Estuve casi un mes en la selva, enseñando a varios grupos de ingleses y a mi regreso, vagando por la Chile, escuché que alguien me llamaba. Prashant sin su marca blanca entre las cejas y sin su túnica anaranjada, en una camisa y jeans, me contó que siguió frecuentando el restaurante y se hizo novio de Carmita. Pero una tarde, en que con ella se besaban y compartían unas salchipapas en la calle Mejía, se toparon manos a boca con el superior del templo Krishna y sin más, fue expulsado. Me dijo, con pesar, que ahora volvía a ser el simple Elkin Zuluaga. Mientras, Elkin Prashant bajaba por la Chile con su ropa dos tallas más grandes, el diablo de la culpa se agazapaba entre mis hombros y cuello. Yo fui el que le invitó al restaurante carnívoro, el que le presentó a Carmita, el que le brindó cerveza y marihuana... Ese diablillo comenzó a atenazarme la garganta. Viajé al río Tigre, esta vez con dos suizas, y a mi regreso, una Carmita lacrimosa me dijo, abrazando el menú, que habían terminado con Prashant y no sabía nada de él. Su destino solo lo conoce Krishna Om puniaia namah, le dije, por decir algo.

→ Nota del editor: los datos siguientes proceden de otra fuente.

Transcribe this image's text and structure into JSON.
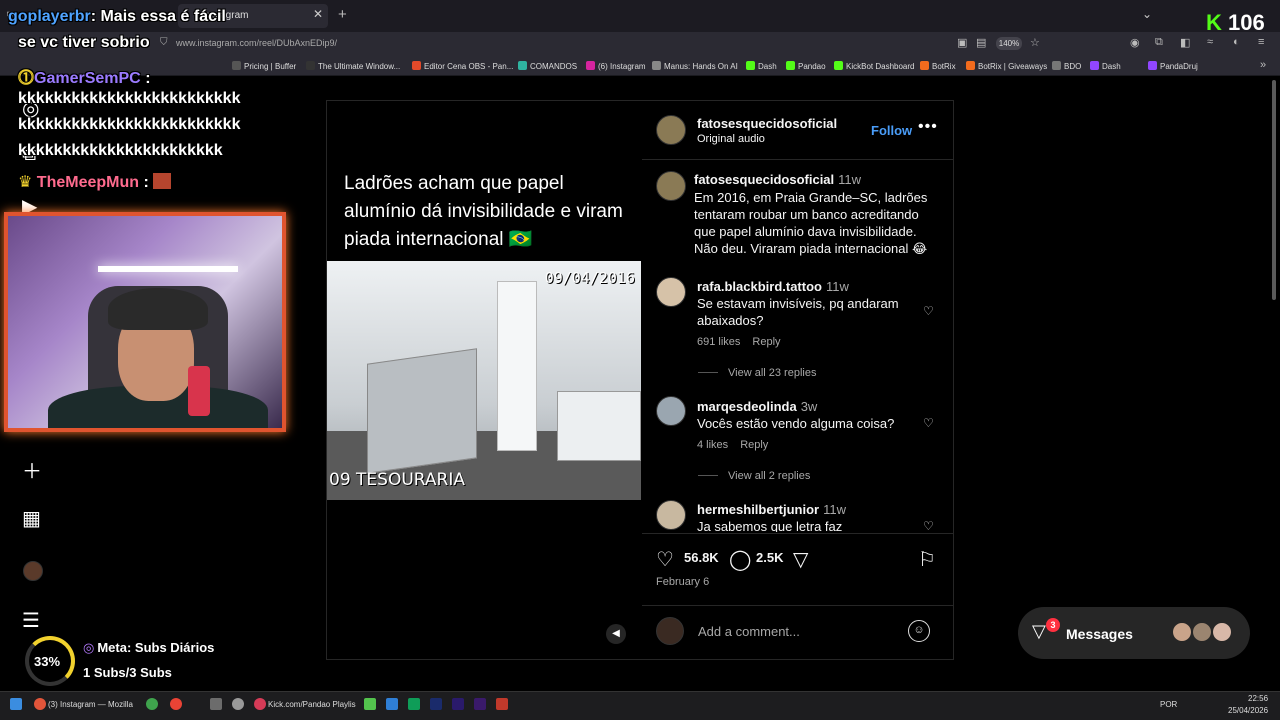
{
  "browser": {
    "tab_title": "Instagram",
    "url": "www.instagram.com/reel/DUbAxnEDip9/",
    "zoom": "140%",
    "bookmarks": [
      {
        "label": "Pricing | Buffer",
        "color": "#555"
      },
      {
        "label": "The Ultimate Window...",
        "color": "#333"
      },
      {
        "label": "Editor Cena OBS - Pan...",
        "color": "#e24a2a"
      },
      {
        "label": "COMANDOS",
        "color": "#2fb3a0"
      },
      {
        "label": "(6) Instagram",
        "color": "#d6249f"
      },
      {
        "label": "Manus: Hands On AI",
        "color": "#888"
      },
      {
        "label": "Dash",
        "color": "#53fc18"
      },
      {
        "label": "Pandao",
        "color": "#53fc18"
      },
      {
        "label": "KickBot Dashboard",
        "color": "#53fc18"
      },
      {
        "label": "BotRix",
        "color": "#f26b1d"
      },
      {
        "label": "BotRix | Giveaways",
        "color": "#f26b1d"
      },
      {
        "label": "BDO",
        "color": "#777"
      },
      {
        "label": "Dash",
        "color": "#9146ff"
      },
      {
        "label": "PandaDruj",
        "color": "#9146ff"
      }
    ]
  },
  "chat": {
    "line1_user": "goplayerbr",
    "line1_msg": ": Mais essa é fácil",
    "line2": "se vc tiver sobrio",
    "line3_user": "GamerSemPC",
    "line3_sep": ":",
    "line4": "kkkkkkkkkkkkkkkkkkkkkkkkk",
    "line5": "kkkkkkkkkkkkkkkkkkkkkkkkk",
    "line6": "kkkkkkkkkkkkkkkkkkkkkkk",
    "line7_user": "TheMeepMun",
    "line7_sep": ":"
  },
  "post": {
    "video_caption": "Ladrões acham que papel alumínio dá invisibilidade e viram piada internacional 🇧🇷",
    "video_date": "09/04/2016",
    "video_label": "09 TESOURARIA",
    "author": "fatosesquecidosoficial",
    "audio": "Original audio",
    "follow_label": "Follow",
    "caption_time": "11w",
    "caption_text": "Em 2016, em Praia Grande–SC, ladrões tentaram roubar um banco acreditando que papel alumínio dava invisibilidade. Não deu. Viraram piada internacional 😂",
    "comments": [
      {
        "user": "rafa.blackbird.tattoo",
        "time": "11w",
        "text": "Se estavam invisíveis, pq andaram abaixados?",
        "likes": "691 likes",
        "reply": "Reply",
        "view_replies": "View all 23 replies"
      },
      {
        "user": "marqesdeolinda",
        "time": "3w",
        "text": "Vocês estão vendo alguma coisa?",
        "likes": "4 likes",
        "reply": "Reply",
        "view_replies": "View all 2 replies"
      },
      {
        "user": "hermeshilbertjunior",
        "time": "11w",
        "text": "Ja sabemos que letra faz"
      }
    ],
    "like_count": "56.8K",
    "comment_count": "2.5K",
    "date": "February 6",
    "add_comment_placeholder": "Add a comment..."
  },
  "messages": {
    "label": "Messages",
    "badge": "3"
  },
  "overlay": {
    "kick_count": "106",
    "meta_percent": "33%",
    "meta_title": "Meta: Subs Diários",
    "meta_progress": "1 Subs/3 Subs"
  },
  "taskbar": {
    "firefox_label": "(3) Instagram — Mozilla",
    "kick_label": "Kick.com/Pandao Playlis",
    "lang": "POR",
    "time": "22:56",
    "date": "25/04/2026"
  },
  "colors": {
    "follow": "#4a9df8",
    "kick_green": "#53fc18",
    "webcam_border": "#e0542f"
  }
}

Por varios meses, entre la multitud de la calle Chile ya no se veía al delgado jovencillo de la túnica naranja, hasta que un día lo vi en la Plaza Grande, saltando alegre entre sus condiscípulos. Sus superiores le perdonaron, le enviaron a un retiro en Baños y de misión a Cuenca. Sus manos seguían llenas de incienso y de seguro sus bolsillos vacíos de monedas, pero sus ojos brillaban con alegría. En un par de días iría para Colombia, quizás vería a su mamá. Con un abrazo despedí a otro de esos hermanos que me habían regalado las calles del centro de Quito y décadas después, me pregunto si será todavía Prashant o Elkin Zuluaga, o ambos dos. Quizás ya dejó de ser entre los suburbios de Metrallo. Eso solo lo saben él mismo y el poderoso Sri Krishna om sanatanaia namah.